Now, to be fair, not all Democrats share in those sorts of noxious equivocations. Take John Fetterman, for instance; whatever his other faults, he had this to say about the killer: “He’s the a**hole that’s going to die in prison.” And his analysis of the general situation was refreshingly spot-on: “Remember, he has two children that are going to grow up without their father. It’s vile. And if you’ve gunned someone down that you don’t happen to agree with their views or the business that they’re in, hey, you know, I’m next, they’re next, he’s next, she’s next.” Exactly.
Which viewpoint will win out on the left? Remember Daniel Penny? The young man, Marine veteran, who intervened to subdue a violent, and much larger, homeless man who was threatening Penny’s fellow citizens on a New York subway, and who was subsequently charged with murder for being a good citizen? He was acquitted earlier this month, and rightly so. For progressives such as AOC and the blessedly soon-to-be-former Rep. Jamaal Bowman, however, the real travesty of justice was not that Mr. Penny had been arrested and put on trial for doing the right thing, but that he intervened in the first place.
So, shooting someone in the back of the head because you disklike what he does for a living is at least presumptively justifiable, but if you take action to defend your weaker neighbours against a violent threat, and in the course of so doing accidentally kill the would-be assailant, the book should be thrown at you.

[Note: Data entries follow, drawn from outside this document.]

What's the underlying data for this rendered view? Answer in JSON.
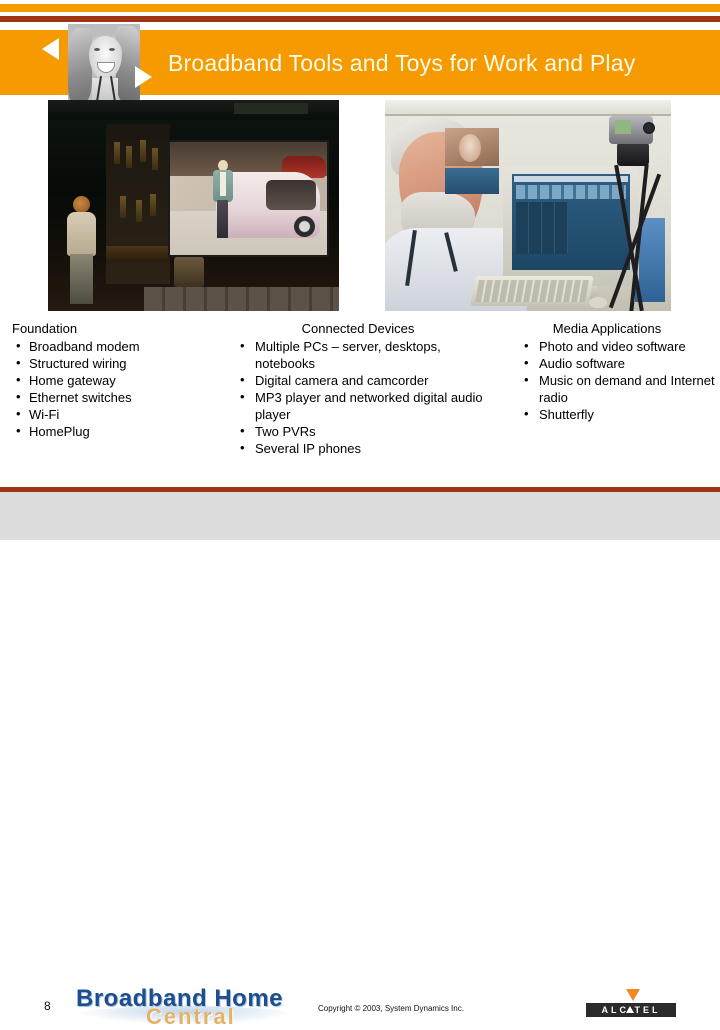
{
  "slide": {
    "title": "Broadband Tools and Toys for Work and Play",
    "page_number": "8",
    "accent_orange": "#f59a00",
    "accent_dark_red": "#9e3413",
    "title_color": "#fffbe6"
  },
  "header": {
    "photo_alt": "smiling-woman-photo",
    "arrow_left": "left-arrow",
    "arrow_right": "right-arrow"
  },
  "images": [
    {
      "name": "home-theater-photo",
      "caption": "Dark home theater room with person standing beside large projection screen showing a car show"
    },
    {
      "name": "video-editing-photo",
      "caption": "Bearded man at CRT monitor running video editing software with camcorder on tripod"
    }
  ],
  "columns": [
    {
      "title": "Foundation",
      "items": [
        "Broadband modem",
        "Structured wiring",
        "Home gateway",
        "Ethernet switches",
        "Wi-Fi",
        "HomePlug"
      ]
    },
    {
      "title": "Connected Devices",
      "items": [
        "Multiple PCs – server, desktops, notebooks",
        "Digital camera and camcorder",
        "MP3 player and networked digital audio player",
        "Two PVRs",
        "Several IP phones"
      ]
    },
    {
      "title": "Media Applications",
      "items": [
        "Photo and video software",
        "Audio software",
        "Music on demand and Internet radio",
        "Shutterfly"
      ]
    }
  ],
  "footer": {
    "logo_line1": "Broadband Home",
    "logo_line2": "Central",
    "copyright": "Copyright © 2003, System Dynamics Inc.",
    "sponsor": "ALC TEL",
    "sponsor_full": "ALCATEL"
  }
}
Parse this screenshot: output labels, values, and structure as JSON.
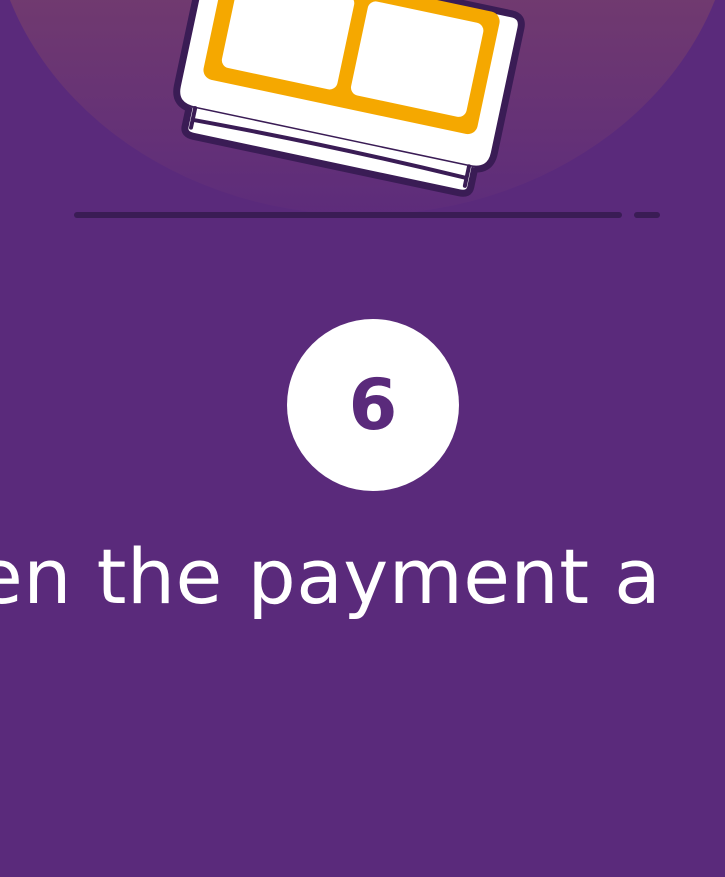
{
  "illustration": {
    "icon": "receipt-card-icon",
    "colors": {
      "background": "#5a2a7b",
      "halo_top": "#8a4a62",
      "card_outline": "#3a1c55",
      "card_accent": "#f5a800",
      "card_fill": "#ffffff"
    }
  },
  "step": {
    "number": "6"
  },
  "caption": {
    "text": "en the payment a"
  }
}
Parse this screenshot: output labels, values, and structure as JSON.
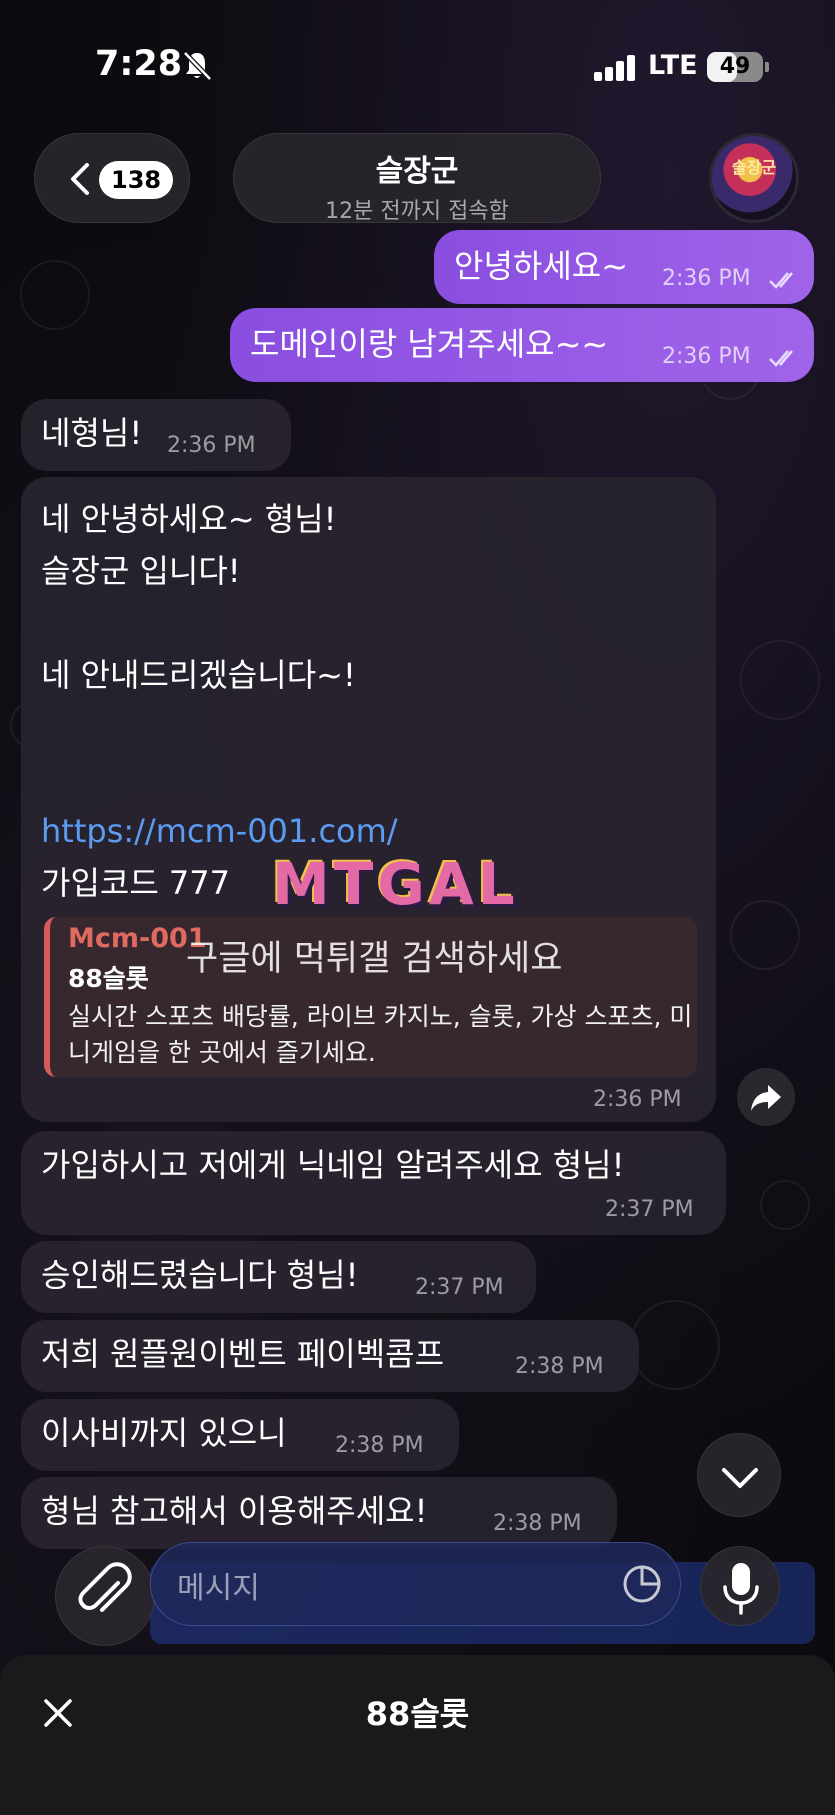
{
  "status_bar": {
    "time": "7:28",
    "network": "LTE",
    "battery": "49"
  },
  "header": {
    "back_count": "138",
    "title": "슬장군",
    "subtitle": "12분 전까지 접속함",
    "avatar_text": "슬장군"
  },
  "messages": [
    {
      "direction": "out",
      "text": "안녕하세요~",
      "time": "2:36 PM",
      "read": true
    },
    {
      "direction": "out",
      "text": "도메인이랑 남겨주세요~~",
      "time": "2:36 PM",
      "read": true
    },
    {
      "direction": "in",
      "text": "네형님!",
      "time": "2:36 PM"
    },
    {
      "direction": "in",
      "lines": [
        "네 안녕하세요~ 형님!",
        "슬장군 입니다!",
        "",
        "네 안내드리겠습니다~!"
      ],
      "link": "https://mcm-001.com/",
      "code_line": "가입코드 777",
      "preview": {
        "site": "Mcm-001",
        "title": "88슬롯",
        "description": "실시간 스포츠 배당률, 라이브 카지노, 슬롯, 가상 스포츠, 미니게임을 한 곳에서 즐기세요."
      },
      "time": "2:36 PM"
    },
    {
      "direction": "in",
      "text": "가입하시고 저에게 닉네임 알려주세요 형님!",
      "time": "2:37 PM"
    },
    {
      "direction": "in",
      "text": "승인해드렸습니다 형님!",
      "time": "2:37 PM"
    },
    {
      "direction": "in",
      "text": "저희 원플원이벤트 페이벡콤프",
      "time": "2:38 PM"
    },
    {
      "direction": "in",
      "text": "이사비까지 있으니",
      "time": "2:38 PM"
    },
    {
      "direction": "in",
      "text": "형님 참고해서 이용해주세요!",
      "time": "2:38 PM"
    }
  ],
  "watermark": {
    "logo": "MTGAL",
    "text": "구글에 먹튀갤 검색하세요"
  },
  "composer": {
    "placeholder": "메시지"
  },
  "bottom_sheet": {
    "title": "88슬롯"
  },
  "colors": {
    "outgoing_bubble": "#9a5ee8",
    "incoming_bubble": "#28242e",
    "link": "#5b9cf2",
    "preview_accent": "#d65b5b"
  }
}
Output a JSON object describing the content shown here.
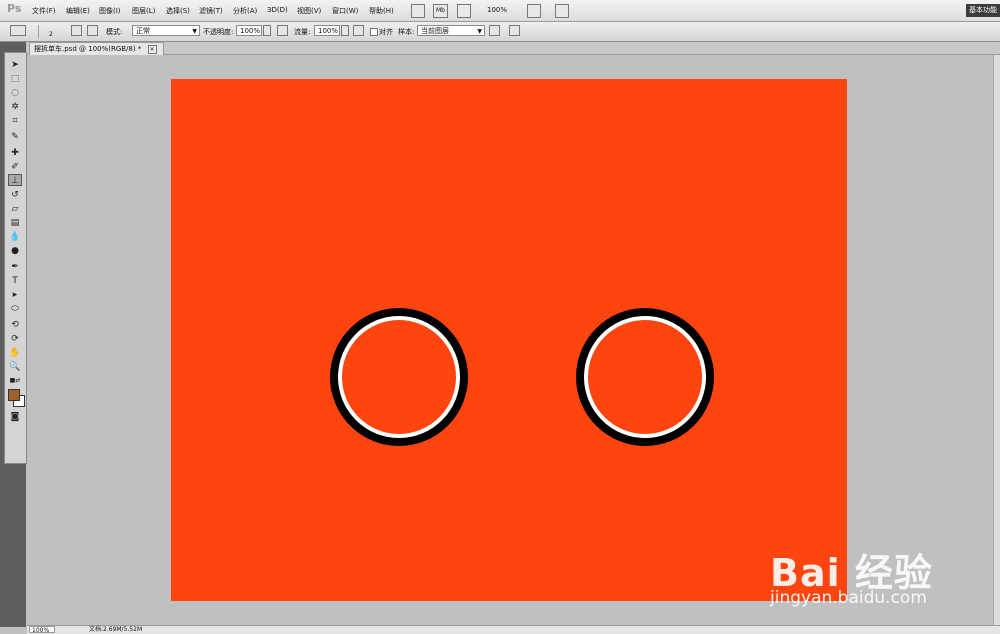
{
  "app": {
    "logo": "Ps",
    "workspace": "基本功能"
  },
  "menu": {
    "items": [
      "文件(F)",
      "编辑(E)",
      "图像(I)",
      "图层(L)",
      "选择(S)",
      "滤镜(T)",
      "分析(A)",
      "3D(D)",
      "视图(V)",
      "窗口(W)",
      "帮助(H)"
    ],
    "zoom": "100%",
    "icons": [
      "br-icon",
      "mb-icon"
    ]
  },
  "options": {
    "brush_size": "2",
    "mode_label": "模式:",
    "mode_value": "正常",
    "opacity_label": "不透明度:",
    "opacity_value": "100%",
    "flow_label": "流量:",
    "flow_value": "100%",
    "align_label": "对齐",
    "sample_label": "样本:",
    "sample_value": "当前图层"
  },
  "document": {
    "tab_title": "摆拆单车.psd @ 100%(RGB/8) *",
    "close": "×"
  },
  "status": {
    "zoom": "100%",
    "doc_info": "文档:2.69M/5.52M"
  },
  "watermark": {
    "logo": "Bai 经验",
    "url": "jingyan.baidu.com"
  },
  "colors": {
    "canvas": "#fe450f",
    "ring_outer": "#000000",
    "ring_inner": "#ffffff",
    "foreground": "#a0622d",
    "background": "#ffffff"
  }
}
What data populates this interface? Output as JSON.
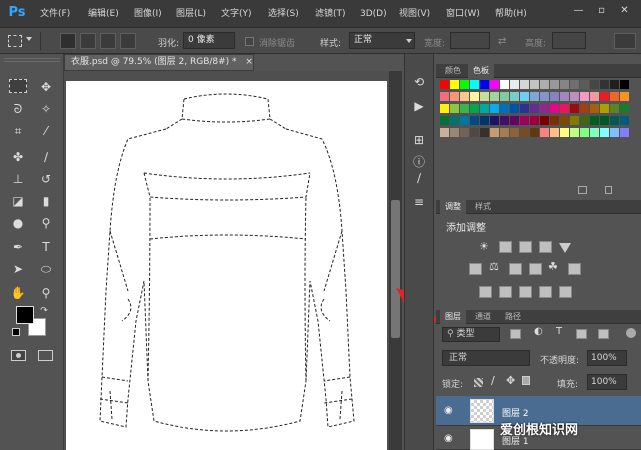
{
  "app": {
    "logo": "Ps"
  },
  "menu": [
    "文件(F)",
    "编辑(E)",
    "图像(I)",
    "图层(L)",
    "文字(Y)",
    "选择(S)",
    "滤镜(T)",
    "3D(D)",
    "视图(V)",
    "窗口(W)",
    "帮助(H)"
  ],
  "window_controls": {
    "minimize": "—",
    "restore": "▫",
    "close": "✕"
  },
  "options": {
    "feather_label": "羽化:",
    "feather_value": "0 像素",
    "antialias_label": "消除锯齿",
    "style_label": "样式:",
    "style_value": "正常",
    "width_label": "宽度:",
    "height_label": "高度:"
  },
  "document": {
    "tab_title": "衣服.psd @ 79.5% (图层 2, RGB/8#) *",
    "tab_close": "×"
  },
  "color_panel": {
    "tabs": [
      "颜色",
      "色板"
    ],
    "active_tab": 1
  },
  "adjust_panel": {
    "tabs": [
      "调整",
      "样式"
    ],
    "active_tab": 0,
    "title": "添加调整"
  },
  "layers_panel": {
    "tabs": [
      "图层",
      "通道",
      "路径"
    ],
    "active_tab": 0,
    "filter_value": "类型",
    "blend_mode": "正常",
    "opacity_label": "不透明度:",
    "opacity_value": "100%",
    "lock_label": "锁定:",
    "fill_label": "填充:",
    "fill_value": "100%",
    "layers": [
      {
        "name": "图层 2",
        "visible": true,
        "selected": true
      },
      {
        "name": "图层 1",
        "visible": true,
        "selected": false
      }
    ]
  },
  "watermark": "爱创根知识网",
  "colors": {
    "accent": "#31a8ff",
    "arrow": "#e0242a",
    "selected_layer": "#4b6c91"
  }
}
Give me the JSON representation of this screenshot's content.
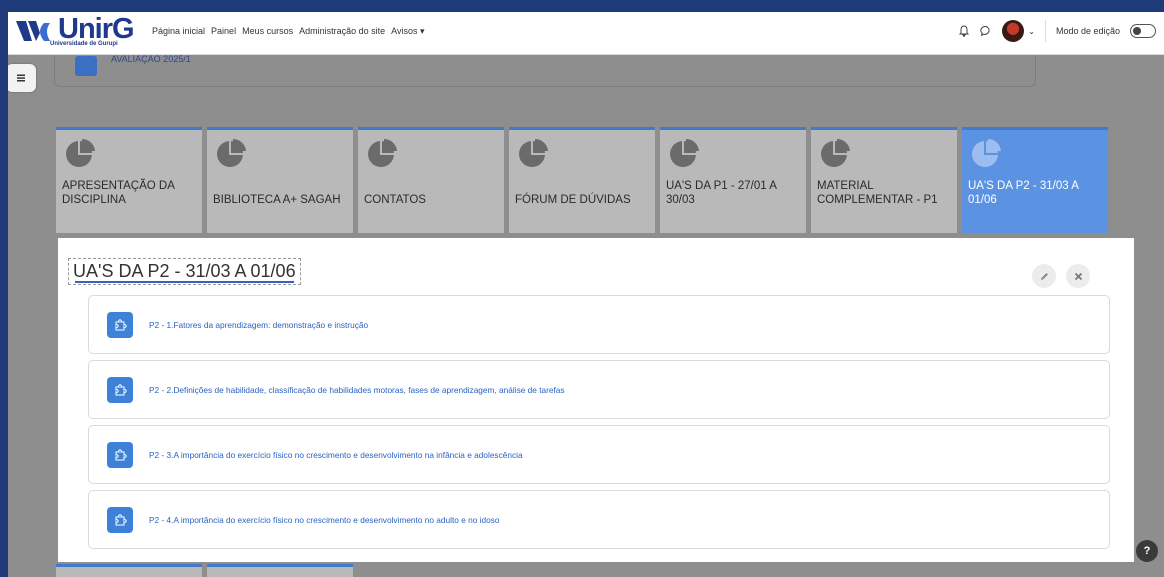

So much for Burke’s apothegm that the prerequisite for the triumph of evil is for good men to do nothing.
The outgoing President is not doing his Party any rhetorical favors in this space by doing a 180 and pardoning his son — including preemptive pardons for anything he may have done that he hadn’t got caught doing yet — and then following it up with a spate of pardons and clemencies that stretch the rationality of the presidential pardon power; including one for a judge who was taking kickbacks in exchange for sentencing kids to prison.
The Democrats are going to have a much harder time convincing voters that they can be trusted with the maintenance of domestic tranquility while their erstwhile leader flouts the rule of law so arbitrarily, and their rouge elected officials skirt the line of countenancing class violence and celebrating disorder.
The brave new world being advocated by the far left is an invitation not to justice, but to its opposite, anarchy.